Ky secured the door, retrieved the power cables Rafe had given her, and followed the implant’s directions. She did not like the idea of plugging into the ship’s power supply—it took an effort of will to make herself close the connection.
And he was there, as if he were standing beside her. The stench faded, replaced by a smell rather like wet leaves. As before, the urgency of his transmission felt like a shout inside her head.
“Ky! Are you there? Answer me!”
“Not so loud!”
“Sorry. You do have volume control…”
She found that and brought the volume down to a manageable level. “I thought you said you wouldn’t ever use this thing,” she said.
“Except in a dire emergency,” he said. “Which this may well be. Are you alone?”
“Yes. Hugh’s in command; I told him—”
“About the ansible?” Rafe’s voice sharpened.
“No. That he was in charge and I was unavailable; he’s p
uzzled but coping.
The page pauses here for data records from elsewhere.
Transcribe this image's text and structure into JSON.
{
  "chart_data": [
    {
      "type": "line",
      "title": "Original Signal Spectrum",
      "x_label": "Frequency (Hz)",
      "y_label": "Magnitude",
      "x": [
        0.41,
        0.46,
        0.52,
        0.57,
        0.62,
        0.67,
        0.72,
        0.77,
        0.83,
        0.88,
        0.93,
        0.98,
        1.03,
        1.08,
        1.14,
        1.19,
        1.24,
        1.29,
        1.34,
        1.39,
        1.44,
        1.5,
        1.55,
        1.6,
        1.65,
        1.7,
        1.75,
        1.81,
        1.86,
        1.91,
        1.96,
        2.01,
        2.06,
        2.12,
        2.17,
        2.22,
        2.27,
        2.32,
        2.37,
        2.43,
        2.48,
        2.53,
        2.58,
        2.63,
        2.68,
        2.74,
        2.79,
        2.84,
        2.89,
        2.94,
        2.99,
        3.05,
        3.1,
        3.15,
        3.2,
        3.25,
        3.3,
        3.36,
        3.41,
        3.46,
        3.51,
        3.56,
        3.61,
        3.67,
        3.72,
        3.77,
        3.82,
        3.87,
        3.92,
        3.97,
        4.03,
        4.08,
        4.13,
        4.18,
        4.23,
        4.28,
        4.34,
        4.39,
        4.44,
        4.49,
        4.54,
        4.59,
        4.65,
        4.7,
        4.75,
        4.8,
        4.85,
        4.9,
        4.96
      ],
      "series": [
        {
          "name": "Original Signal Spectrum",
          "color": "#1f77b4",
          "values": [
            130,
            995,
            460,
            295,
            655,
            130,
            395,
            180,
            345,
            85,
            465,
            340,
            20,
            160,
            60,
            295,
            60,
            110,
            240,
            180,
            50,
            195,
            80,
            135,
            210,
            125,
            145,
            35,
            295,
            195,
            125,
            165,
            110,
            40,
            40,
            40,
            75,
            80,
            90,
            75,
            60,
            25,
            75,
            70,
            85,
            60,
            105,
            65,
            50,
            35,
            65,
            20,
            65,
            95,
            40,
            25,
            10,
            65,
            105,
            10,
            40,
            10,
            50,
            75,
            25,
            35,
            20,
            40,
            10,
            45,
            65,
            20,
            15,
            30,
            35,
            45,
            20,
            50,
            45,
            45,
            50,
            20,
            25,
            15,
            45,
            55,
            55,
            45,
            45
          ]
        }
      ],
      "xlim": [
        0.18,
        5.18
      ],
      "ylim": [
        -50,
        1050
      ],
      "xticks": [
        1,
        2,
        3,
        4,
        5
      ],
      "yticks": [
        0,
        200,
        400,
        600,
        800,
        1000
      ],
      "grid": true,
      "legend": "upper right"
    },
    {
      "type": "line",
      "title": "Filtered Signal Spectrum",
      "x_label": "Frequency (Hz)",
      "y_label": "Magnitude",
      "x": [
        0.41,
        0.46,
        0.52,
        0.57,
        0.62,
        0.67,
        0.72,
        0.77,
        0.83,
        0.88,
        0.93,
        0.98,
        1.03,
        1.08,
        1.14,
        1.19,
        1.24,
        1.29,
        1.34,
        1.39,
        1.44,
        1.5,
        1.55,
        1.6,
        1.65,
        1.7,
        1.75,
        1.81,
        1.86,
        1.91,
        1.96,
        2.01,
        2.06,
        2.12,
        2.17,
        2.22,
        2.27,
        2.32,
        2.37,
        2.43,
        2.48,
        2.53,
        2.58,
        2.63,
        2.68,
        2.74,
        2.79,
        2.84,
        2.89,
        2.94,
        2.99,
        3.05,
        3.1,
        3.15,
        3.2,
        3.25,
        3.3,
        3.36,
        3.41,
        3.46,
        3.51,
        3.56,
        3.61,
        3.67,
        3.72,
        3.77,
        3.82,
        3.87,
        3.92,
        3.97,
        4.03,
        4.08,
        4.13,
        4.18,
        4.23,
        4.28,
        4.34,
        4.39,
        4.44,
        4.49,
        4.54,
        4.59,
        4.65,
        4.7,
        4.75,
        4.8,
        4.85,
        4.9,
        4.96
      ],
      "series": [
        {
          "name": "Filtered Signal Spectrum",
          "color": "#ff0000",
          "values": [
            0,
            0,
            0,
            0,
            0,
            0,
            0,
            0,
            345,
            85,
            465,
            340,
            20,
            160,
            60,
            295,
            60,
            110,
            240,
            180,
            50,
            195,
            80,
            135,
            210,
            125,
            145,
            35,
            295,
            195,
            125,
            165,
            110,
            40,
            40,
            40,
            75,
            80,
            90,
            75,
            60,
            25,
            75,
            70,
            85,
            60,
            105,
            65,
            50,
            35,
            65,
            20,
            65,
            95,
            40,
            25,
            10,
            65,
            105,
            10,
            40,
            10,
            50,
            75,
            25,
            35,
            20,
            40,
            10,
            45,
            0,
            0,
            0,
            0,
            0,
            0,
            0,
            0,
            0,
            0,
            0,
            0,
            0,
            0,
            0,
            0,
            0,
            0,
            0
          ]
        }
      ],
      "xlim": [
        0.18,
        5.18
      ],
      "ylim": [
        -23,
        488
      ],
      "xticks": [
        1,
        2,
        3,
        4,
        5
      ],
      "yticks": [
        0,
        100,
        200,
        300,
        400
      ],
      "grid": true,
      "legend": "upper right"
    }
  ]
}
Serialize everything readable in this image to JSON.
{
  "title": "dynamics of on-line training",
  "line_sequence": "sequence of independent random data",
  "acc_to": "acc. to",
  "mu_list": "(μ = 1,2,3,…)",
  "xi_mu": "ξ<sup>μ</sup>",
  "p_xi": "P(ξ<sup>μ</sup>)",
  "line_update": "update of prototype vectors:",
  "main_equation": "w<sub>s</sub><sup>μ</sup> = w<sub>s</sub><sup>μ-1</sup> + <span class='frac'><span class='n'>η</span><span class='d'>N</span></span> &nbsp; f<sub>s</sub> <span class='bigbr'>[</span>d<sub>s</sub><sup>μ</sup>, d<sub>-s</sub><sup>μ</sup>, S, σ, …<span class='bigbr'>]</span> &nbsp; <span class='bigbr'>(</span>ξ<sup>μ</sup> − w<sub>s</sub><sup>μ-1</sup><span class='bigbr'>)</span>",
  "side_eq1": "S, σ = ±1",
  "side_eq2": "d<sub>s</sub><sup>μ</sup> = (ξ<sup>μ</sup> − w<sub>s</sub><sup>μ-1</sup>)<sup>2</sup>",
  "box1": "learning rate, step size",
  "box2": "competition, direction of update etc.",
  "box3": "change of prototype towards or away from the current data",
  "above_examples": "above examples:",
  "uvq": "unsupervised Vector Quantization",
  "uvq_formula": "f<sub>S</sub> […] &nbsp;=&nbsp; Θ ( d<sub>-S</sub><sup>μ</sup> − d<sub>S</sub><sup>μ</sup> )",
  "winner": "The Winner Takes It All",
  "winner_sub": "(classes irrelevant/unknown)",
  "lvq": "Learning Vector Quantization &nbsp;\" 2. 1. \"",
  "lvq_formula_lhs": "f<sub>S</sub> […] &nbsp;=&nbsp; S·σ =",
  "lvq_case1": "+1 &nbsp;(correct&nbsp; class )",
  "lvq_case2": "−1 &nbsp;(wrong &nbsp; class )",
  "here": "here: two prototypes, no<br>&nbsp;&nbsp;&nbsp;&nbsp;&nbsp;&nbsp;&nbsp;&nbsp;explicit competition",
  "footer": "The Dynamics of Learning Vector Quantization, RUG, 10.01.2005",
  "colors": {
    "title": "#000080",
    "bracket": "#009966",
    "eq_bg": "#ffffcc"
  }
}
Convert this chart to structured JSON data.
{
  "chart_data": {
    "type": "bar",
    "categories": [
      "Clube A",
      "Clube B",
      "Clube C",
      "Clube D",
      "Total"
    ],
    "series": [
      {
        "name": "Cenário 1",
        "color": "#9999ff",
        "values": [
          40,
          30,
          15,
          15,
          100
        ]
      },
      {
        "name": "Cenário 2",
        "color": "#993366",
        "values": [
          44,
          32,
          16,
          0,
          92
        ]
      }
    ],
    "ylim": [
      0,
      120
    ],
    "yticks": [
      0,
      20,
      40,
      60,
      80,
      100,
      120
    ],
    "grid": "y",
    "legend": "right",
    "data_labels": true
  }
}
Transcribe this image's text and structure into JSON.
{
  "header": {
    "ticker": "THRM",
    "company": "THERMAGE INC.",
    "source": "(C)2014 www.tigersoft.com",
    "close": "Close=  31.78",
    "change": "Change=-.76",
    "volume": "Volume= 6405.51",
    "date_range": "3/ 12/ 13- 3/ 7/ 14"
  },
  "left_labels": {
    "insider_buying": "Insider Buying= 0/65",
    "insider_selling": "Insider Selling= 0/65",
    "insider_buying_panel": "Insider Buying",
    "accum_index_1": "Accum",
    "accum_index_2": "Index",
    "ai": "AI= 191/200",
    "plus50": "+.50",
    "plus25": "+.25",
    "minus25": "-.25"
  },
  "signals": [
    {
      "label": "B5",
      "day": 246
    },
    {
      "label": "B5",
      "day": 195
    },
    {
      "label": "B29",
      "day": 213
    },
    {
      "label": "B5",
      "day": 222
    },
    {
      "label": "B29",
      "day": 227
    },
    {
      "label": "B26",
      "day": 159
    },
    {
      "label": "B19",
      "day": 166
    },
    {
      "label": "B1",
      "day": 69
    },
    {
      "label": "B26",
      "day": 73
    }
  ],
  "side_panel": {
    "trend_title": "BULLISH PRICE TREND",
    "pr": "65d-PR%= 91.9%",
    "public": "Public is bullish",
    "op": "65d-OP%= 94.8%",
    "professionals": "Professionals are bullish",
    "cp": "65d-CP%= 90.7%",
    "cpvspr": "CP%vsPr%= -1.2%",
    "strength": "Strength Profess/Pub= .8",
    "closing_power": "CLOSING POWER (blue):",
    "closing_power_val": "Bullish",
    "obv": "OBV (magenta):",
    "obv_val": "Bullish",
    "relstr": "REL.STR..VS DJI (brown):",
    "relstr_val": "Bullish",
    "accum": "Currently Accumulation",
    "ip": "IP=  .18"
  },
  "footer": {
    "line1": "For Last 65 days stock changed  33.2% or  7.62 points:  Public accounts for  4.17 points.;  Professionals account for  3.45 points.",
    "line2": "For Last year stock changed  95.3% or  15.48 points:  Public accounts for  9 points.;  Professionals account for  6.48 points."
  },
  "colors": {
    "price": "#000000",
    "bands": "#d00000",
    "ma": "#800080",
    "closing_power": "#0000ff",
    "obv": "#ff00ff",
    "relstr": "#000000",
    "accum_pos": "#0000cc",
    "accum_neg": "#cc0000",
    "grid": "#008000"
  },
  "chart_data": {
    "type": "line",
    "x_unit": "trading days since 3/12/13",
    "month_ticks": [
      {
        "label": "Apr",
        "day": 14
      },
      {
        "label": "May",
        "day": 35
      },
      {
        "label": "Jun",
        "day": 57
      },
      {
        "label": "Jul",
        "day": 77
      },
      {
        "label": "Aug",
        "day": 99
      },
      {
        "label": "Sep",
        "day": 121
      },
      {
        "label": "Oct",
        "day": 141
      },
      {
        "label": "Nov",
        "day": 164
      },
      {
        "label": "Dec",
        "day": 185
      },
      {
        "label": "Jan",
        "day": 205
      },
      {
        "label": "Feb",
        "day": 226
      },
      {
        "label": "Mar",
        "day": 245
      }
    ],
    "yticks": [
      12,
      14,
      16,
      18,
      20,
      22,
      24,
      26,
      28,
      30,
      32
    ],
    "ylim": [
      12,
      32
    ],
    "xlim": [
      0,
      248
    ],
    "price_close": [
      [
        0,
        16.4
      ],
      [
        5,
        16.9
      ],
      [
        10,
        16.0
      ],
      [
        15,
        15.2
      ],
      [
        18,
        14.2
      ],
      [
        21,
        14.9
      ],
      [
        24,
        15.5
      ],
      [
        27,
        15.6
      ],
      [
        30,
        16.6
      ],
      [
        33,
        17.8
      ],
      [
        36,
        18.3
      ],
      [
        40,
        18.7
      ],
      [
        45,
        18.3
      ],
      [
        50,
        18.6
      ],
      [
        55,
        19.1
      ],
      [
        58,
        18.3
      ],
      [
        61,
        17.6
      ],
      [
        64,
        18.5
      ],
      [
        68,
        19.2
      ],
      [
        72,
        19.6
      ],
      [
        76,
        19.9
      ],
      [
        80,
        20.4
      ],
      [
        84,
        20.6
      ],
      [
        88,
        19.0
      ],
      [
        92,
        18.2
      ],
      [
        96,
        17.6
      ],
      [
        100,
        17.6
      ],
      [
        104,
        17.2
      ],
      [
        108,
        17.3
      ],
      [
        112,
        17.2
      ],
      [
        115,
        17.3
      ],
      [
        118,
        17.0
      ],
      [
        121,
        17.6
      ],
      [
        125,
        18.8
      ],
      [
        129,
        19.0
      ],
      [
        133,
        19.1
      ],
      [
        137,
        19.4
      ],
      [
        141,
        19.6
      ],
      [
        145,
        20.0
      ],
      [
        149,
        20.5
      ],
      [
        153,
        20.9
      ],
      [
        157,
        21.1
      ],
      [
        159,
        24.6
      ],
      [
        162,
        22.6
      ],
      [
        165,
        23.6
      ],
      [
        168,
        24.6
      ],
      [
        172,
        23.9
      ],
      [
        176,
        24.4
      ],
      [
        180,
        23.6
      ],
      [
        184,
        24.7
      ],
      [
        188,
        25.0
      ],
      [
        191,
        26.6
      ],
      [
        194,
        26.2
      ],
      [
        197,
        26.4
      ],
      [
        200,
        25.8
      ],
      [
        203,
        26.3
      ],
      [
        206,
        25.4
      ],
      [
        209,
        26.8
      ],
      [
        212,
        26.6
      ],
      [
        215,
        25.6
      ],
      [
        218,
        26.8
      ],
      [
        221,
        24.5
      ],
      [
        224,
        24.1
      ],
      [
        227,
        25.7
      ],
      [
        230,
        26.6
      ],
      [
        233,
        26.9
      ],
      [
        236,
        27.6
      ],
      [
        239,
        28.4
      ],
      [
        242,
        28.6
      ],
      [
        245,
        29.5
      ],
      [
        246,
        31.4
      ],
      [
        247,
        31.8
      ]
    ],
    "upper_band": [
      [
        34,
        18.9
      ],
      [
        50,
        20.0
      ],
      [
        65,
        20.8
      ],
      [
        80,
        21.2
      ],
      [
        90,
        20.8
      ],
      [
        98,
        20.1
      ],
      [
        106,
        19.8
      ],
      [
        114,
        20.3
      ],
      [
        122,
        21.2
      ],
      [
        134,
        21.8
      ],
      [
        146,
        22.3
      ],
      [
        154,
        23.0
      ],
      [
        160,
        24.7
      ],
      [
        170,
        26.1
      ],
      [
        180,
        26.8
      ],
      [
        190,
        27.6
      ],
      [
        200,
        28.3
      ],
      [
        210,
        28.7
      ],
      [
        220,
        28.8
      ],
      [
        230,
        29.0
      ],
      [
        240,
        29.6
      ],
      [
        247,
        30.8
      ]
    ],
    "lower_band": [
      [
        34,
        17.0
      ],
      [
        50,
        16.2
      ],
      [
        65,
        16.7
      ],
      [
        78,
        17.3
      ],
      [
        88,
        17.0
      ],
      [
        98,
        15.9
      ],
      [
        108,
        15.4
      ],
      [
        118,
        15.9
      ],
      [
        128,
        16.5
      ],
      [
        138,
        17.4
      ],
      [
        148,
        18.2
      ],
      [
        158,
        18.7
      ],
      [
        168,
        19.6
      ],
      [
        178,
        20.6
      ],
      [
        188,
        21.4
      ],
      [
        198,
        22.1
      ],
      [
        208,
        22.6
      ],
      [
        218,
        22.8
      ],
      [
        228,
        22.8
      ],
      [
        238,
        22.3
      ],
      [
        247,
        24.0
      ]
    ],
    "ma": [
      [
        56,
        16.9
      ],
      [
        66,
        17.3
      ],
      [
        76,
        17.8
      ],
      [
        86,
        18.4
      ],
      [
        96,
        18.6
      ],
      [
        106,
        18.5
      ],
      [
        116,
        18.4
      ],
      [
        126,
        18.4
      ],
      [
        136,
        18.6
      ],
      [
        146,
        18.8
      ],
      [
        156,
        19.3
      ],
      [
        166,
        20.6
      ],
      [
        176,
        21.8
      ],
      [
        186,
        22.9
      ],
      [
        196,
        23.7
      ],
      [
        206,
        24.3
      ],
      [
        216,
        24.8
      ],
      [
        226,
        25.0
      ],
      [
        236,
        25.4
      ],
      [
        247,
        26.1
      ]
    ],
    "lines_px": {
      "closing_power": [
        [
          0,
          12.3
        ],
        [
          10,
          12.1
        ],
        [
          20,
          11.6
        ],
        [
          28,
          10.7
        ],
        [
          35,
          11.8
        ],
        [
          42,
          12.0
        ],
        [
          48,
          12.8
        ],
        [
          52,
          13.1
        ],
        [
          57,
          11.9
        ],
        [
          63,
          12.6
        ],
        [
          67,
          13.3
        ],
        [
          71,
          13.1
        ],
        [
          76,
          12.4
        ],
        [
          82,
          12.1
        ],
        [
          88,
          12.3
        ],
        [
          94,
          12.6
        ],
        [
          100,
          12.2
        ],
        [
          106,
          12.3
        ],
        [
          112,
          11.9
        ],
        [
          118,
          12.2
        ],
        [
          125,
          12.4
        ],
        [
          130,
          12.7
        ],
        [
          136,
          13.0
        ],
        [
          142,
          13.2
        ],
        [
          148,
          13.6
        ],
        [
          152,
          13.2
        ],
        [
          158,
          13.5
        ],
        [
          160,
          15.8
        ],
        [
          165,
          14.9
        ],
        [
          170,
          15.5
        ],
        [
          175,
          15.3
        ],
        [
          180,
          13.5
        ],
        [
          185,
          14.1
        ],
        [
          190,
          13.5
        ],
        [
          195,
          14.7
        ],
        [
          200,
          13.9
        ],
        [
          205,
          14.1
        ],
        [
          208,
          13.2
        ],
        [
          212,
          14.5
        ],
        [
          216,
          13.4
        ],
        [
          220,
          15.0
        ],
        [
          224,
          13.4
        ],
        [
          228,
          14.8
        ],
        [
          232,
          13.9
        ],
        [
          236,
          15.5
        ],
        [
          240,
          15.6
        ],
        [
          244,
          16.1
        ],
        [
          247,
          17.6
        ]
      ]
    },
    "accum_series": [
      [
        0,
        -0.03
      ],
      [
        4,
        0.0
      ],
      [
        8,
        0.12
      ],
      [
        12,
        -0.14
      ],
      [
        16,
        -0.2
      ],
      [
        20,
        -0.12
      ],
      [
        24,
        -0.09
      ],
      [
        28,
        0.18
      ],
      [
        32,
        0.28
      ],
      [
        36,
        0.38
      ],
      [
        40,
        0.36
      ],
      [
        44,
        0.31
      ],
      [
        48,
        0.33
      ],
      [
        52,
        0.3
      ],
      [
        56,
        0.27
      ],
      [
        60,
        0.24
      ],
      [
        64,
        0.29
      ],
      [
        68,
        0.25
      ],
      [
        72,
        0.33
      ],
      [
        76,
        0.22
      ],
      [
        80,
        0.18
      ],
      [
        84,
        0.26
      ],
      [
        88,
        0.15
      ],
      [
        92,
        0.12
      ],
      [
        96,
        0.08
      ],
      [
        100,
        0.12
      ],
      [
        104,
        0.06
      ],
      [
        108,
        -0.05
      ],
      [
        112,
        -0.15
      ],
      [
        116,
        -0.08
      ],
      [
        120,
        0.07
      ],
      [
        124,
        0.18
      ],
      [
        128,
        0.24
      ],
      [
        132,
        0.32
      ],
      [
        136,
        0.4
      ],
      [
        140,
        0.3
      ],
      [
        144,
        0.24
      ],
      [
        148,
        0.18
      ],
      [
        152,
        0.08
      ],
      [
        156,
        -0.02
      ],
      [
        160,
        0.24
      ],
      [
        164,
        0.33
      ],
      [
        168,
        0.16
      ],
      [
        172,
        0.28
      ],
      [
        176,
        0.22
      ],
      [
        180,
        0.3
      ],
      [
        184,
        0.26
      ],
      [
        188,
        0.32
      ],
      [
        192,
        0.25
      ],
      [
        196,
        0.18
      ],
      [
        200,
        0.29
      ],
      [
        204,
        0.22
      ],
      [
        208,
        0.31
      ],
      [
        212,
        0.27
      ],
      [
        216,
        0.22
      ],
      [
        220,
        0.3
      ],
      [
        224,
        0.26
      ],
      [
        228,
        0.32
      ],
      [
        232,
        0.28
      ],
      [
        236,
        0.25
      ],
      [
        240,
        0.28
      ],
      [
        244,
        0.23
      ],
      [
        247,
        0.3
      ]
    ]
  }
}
What is it?”
“A long and miserable story, and I’m afraid you’re going to have to listen to quite a bit of it.”
“The story of your life,” Ky murmured.
“Something like that, yes,” Rafe said. “I’ll try to keep it as short as I can. When I got to Nexus, I found that my family was missing, and someone had a great interest in anyone who inquired about them. It took me an unfortunate length of time to figure out what had happened, find them, and arrange a hostage rescue.”
“Hostage!”
“Yes. My parents and my remaining sister had been abducted; her husband had been killed. My delay in reaching them…resulted in the loss of my sister’s baby. Killed by the abductors in front of her and my parents.”
Ky could think of nothing to say. After a moment, Rafe went on.
“My father was badly injured; he suffered neurological damage and is in rehab. He wanted me to take over as CEO of ISC; the Board agreed, though some of them probably wish they hadn’t. You need to know that the person who instigated the abduction of my family was Lew Parmina—I believe you knew him.”
“Lew—but he came to visit us. My father brought him home; he liked him—”
“So did my father, to his cost. I don’t know whether he was involved in what happened to your family, but I know what he did to mine. Unfortunately, my father got it into his head that Parmina’s friendship with your family made your family suspect. He has drawn a line from Osman Vatta’s possession of shipboard ansibles, through your insistence on using them, your aunt’s repair of the Slotter Key ansible—”
“She didn’t—”
“Our sources say she authorized it; that’s enough for him. And then there’s Stella’s pursuit—now successful—of patent rights to the improved version of shipboard ansibles. He’s convinced himself that Vattas were involved in Parmina’s treachery. I’m hoping that as his recovery proceeds, he’ll think more clearly and understand you had nothing to do with it, but right now—he is a problem, and the people in ISC who were his people are a problem. More immediately, there’s an ISC fleet—fourteen ships—headed for the system you’re in, with intent to kill or capture you.”